Cathy Angell had stopped going to church, but attending a co-worker’s funeral renewed her interest in worship.
“It was an amazing service and I thought, I need to go to back to my old church,” Angell says.
While the funeral occurred at a predominantly African-American church, Angell’s church was mostly white, like she is. But belonging to a racially homogeneous congregation no longer appealed to her. She teaches in the foreign language department of a community college and encounters students from all backgrounds. She wanted the same experience during worship. So when her church announced its new “daughter church”—New Covenant Fellowship of Austin—Angell didn’t hesitate to join the Texas congregation.
“I knew it was multicultural, and I stayed because we’re so diverse, whether it’s racial, educational or economic backgrounds,” she says. “We’re always learning from each other.”
The Covenant Presbyterian Church directed the Rev.
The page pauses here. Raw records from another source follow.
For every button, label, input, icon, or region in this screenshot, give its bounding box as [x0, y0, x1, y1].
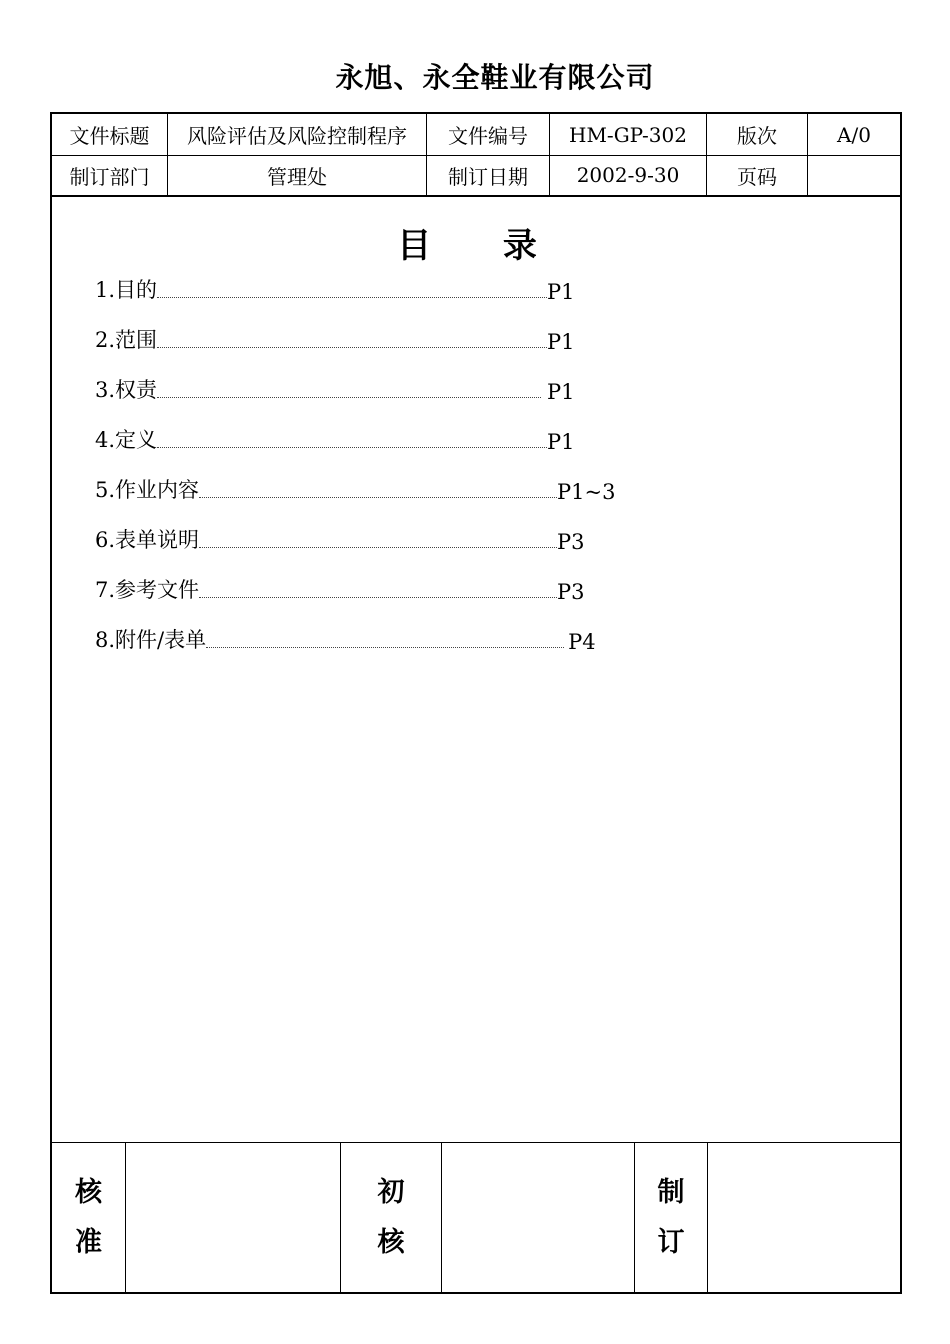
- date-value: 2002-9-30: [550, 155, 707, 195]
- toc-item-label: 3.权责: [95, 378, 158, 402]
- toc-item: [95, 376, 575, 404]
- page-value: [808, 155, 900, 195]
- approve-char-1: 核: [75, 1176, 102, 1208]
- review-char-1: 初: [377, 1176, 405, 1208]
- version-label: 版次: [707, 114, 808, 155]
- document-frame: [50, 112, 902, 1294]
- draft-label: [635, 1143, 708, 1292]
- title-value: 风险评估及风险控制程序: [168, 114, 427, 155]
- toc-leader-dots: [157, 347, 547, 348]
- toc-item: [95, 426, 575, 454]
- approve-label: [52, 1143, 126, 1292]
- toc-leader-dots: [199, 497, 557, 498]
- header-row-1: [52, 114, 900, 156]
- toc-item: [95, 526, 585, 554]
- toc-item-label: 2.范围: [95, 328, 158, 352]
- toc-item-page: P4: [568, 630, 596, 654]
- title-label: 文件标题: [52, 114, 168, 155]
- approve-char-2: 准: [75, 1226, 102, 1258]
- draft-char-1: 制: [657, 1176, 685, 1208]
- toc-item: [95, 476, 616, 504]
- toc-leader-dots: [157, 447, 547, 448]
- toc-item-page: P1: [547, 430, 575, 454]
- toc-item-page: P1: [547, 330, 575, 354]
- toc-item-page: P1: [547, 380, 575, 404]
- version-value: A/0: [837, 122, 871, 147]
- toc-item-label: 6.表单说明: [95, 528, 200, 552]
- review-signature-field[interactable]: [442, 1143, 635, 1292]
- toc-item-page: P1~3: [557, 480, 616, 504]
- date-label: 制订日期: [427, 155, 550, 195]
- dept-label: 制订部门: [52, 155, 168, 195]
- toc-leader-dots: [206, 647, 564, 648]
- review-label: [341, 1143, 442, 1292]
- number-label: 文件编号: [427, 114, 550, 155]
- page-label: 页码: [707, 155, 808, 195]
- header-row-2: [52, 155, 900, 197]
- toc-item-label: 7.参考文件: [95, 578, 200, 602]
- toc-item: [95, 576, 585, 604]
- toc-item-label: 5.作业内容: [95, 478, 200, 502]
- toc-leader-dots: [199, 547, 557, 548]
- signoff-table: [52, 1142, 900, 1292]
- company-name: 永旭、永全鞋业有限公司: [335, 61, 655, 94]
- review-char-2: 核: [377, 1226, 405, 1258]
- toc-item: [95, 276, 575, 304]
- draft-signature-field[interactable]: [708, 1143, 900, 1292]
- toc-leader-dots: [157, 397, 541, 398]
- toc-item-page: P3: [557, 580, 585, 604]
- dept-value: 管理处: [168, 155, 427, 195]
- toc-item-label: 8.附件/表单: [95, 628, 207, 652]
- toc-item-page: P1: [547, 280, 575, 304]
- number-value: HM-GP-302: [550, 114, 707, 155]
- toc-item: [95, 626, 596, 654]
- toc-leader-dots: [157, 297, 547, 298]
- toc-item-label: 1.目的: [95, 278, 158, 302]
- approve-signature-field[interactable]: [126, 1143, 341, 1292]
- toc-item-page: P3: [557, 530, 585, 554]
- toc-item-label: 4.定义: [95, 428, 158, 452]
- toc-leader-dots: [199, 597, 557, 598]
- toc-item: [95, 326, 575, 354]
- draft-char-2: 订: [657, 1226, 685, 1258]
- toc-title: 目 录: [397, 226, 567, 266]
James Lee to start a church in Austin in 2005, but when Lee spoke with community members, they said a multicultural church would best serve their needs. Many came from multiracial families due to interracial marriage or transracial adoption.
“People need to have a place where they can belong and then they will come to believe,” Lee says.
The church received its charter in 2009 and now has 85 members, including Latinos, Asians, whites and blacks.
“We’ve had a mother on welfare and a partner in a law firm worshiping together,” Lee says, “a neurologist worshipping together with a police officer and some troubled students.”
After having her first child, Ashley Phillips quit going to church. When she decided to return, she sought a multicultural congregation. Many churches she visited, however, lacked diversity in membership or leadership. But New Covenant stood out.
“It was very welcoming and I also feel purposeful here,” she says. “We care about each other and love each other.”